Roscoe Draper Birthday

A Celebration for America’s Hero
Tuskegee Airman Roscoe “Coach” Draper
He Turns 103!

Roscoe "Coach" Draper has been making aviation history for 82 years and he's not stopping as he prepares to celebrate his 103rd birthday. On May 14, 2022, starting at 12noon, many of his friends and admirers will celebrate this pioneering black aviator's milestone with a unique tribute in the roads and skies of New Jersey.

The Philadelphia-based Roscoe Draper Chapter of the Black Pilots of America (BPA) is sponsoring a Fly-By & Drive-Thru birthday celebration to honor their namesake. Coach's aerial salute will be complimented by a caravan of well-wishers, doing a drive-thru tribute past his home.

Details for Event Participants

Pilots who wish to participate in the salute will convene at N51 Solberg Hunterdon Airport (weather permitting) at 11am for a mandatory briefing session before departing for the flight. Pilots may contact Derek Grier at Derek_Grier@yahoo.com or 484-431-7848 for additional information or to register.

Participants in the drive-thru salute must arrive at the parking lot of the K-Mart, 700 Broadway, Westwood, NJ by 11:30am for a pre-event safety briefing which will be held prior to departing at 12:15. The caravan of well-wishers will be accompanied by the NJ Civil Air Patrol, Color Guards, Police & Fire Departments. So, decorate your cars in Crimson & Blue in honor of Coach Draper and join the fun. Contact Margaret Bryant Renwick at mbrenwickbpa@gmail.com or 610-931-9126 for more information.

Details for the Press

Additional information and interviews with pilots can be arranged by contacting Derek_Grier@yahoo.com or 484-431-7848.

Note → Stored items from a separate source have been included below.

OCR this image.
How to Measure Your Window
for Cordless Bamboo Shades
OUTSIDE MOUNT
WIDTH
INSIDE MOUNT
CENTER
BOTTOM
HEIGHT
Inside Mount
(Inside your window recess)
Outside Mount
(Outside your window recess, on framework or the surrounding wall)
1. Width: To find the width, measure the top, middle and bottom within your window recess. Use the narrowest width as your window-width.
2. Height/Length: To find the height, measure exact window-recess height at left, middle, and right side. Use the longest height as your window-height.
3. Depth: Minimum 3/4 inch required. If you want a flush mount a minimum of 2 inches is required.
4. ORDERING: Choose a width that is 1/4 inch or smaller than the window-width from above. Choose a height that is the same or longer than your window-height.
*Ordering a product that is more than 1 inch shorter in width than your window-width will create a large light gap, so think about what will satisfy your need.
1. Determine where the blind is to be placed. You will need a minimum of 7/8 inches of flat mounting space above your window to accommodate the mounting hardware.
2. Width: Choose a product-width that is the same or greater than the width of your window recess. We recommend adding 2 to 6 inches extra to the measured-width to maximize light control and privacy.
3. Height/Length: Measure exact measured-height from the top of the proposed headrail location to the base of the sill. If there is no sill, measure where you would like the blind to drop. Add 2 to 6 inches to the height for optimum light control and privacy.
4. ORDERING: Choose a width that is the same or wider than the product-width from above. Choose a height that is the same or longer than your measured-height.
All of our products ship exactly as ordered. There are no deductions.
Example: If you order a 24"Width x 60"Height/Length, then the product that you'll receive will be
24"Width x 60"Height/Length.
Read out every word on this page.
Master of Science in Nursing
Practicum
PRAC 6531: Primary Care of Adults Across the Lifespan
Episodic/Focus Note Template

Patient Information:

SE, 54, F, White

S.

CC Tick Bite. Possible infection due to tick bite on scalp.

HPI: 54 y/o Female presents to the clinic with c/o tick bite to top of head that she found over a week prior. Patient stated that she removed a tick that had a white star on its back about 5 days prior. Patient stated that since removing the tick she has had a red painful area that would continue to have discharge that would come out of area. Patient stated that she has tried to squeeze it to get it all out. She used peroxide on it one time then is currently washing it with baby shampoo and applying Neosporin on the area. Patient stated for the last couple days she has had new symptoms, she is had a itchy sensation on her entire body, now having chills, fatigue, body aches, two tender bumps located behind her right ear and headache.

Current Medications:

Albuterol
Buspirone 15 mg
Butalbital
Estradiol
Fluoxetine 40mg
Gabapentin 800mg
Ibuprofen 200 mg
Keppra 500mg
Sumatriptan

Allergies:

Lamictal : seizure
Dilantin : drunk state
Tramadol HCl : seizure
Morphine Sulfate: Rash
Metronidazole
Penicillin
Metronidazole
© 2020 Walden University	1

Cards & Gifts should be sent to:

Coach Roscoe Draper
C/O Roscoe Draper Chapter of Black Pilots of America
P.O. Box 63016
Philadelphia PA. 19154

A Lifetime of Aviation and Education

Draper's love of aviation is only matched by his deep love of sharing it with others. After getting his pilot's license in 1940, he went on to earn his flight instructor rating in the early days of World War II. His battle against prejudice began shortly afterwards when his application to the U.S. Army Air Corps was summarily rejected.

“I was ready,” he says. “I wanted to fly.”

Draper never reapplied for military service. “It seemed they were done with me, and I was done with them,” he says.

Though denied entry as a cadet, he went on to become one of 10 black aviation instructors who served as flight instructors for the Army Air Corps “Tuskegee Experiment” from 1942 to 1945. During that time, he gave aspiring black fighter pilots their primary flight training in preparation for joining the legendary "Red Tail" all-black fighter squadrons. During that time, his inspiring teaching style won him the nickname “Coach”, a term of respect still used by his friends and admirers.

Draper also served on the academic board for the Tuskegee Institute and was honorably discharged in November 1945. After that, he worked for the US Postal Service and the FAA in several capacities, including Pilot Examiner and Accident Investigator. Throughout those years, Draper taught many students to fly, with a focus on encouraging more black men and women to seek careers as pilots.

Draper's formal employment and instruction activities kept him so busy that he ended up waiting until he was in his 70s to earn his helicopter rating. “I was born to hover,” he says. “When you’re hovering, you have to do almost nothing—and I can do almost nothing better than anyone I know.”

Draper remained an active Flight Instructor well into his nineties and his passion for flight continues to the present day, as does his passion for sharing the gift of flight with future generations of aspiring pilots of all races.

In 2007, Draper and the Tuskegee Airmen he had instructed were finally recognized for their contributions during WW II when they were awarded the Presidential Medal of Honor. True to the principles that had guided his life, Draper declined to attend the ceremony on the grounds that, as an instructor, he never endured the hardships and dangers his students had. Nevertheless, recognition for Coach Draper's humble heroism eventually arrived on his doorstep when U.S. Congressman Josh Gottheimer delivered the medal to his home in 2019.

Coach will be inducted into the Black Pilots of America Inaugural Hall of Fame at the fiftieth anniversary of the Black Pilots of America's annual “SKYHOOK” convention, held at Pine Bluff Regional Airport (KPBF), Pine Bluff AR. on Memorial Day Weekend.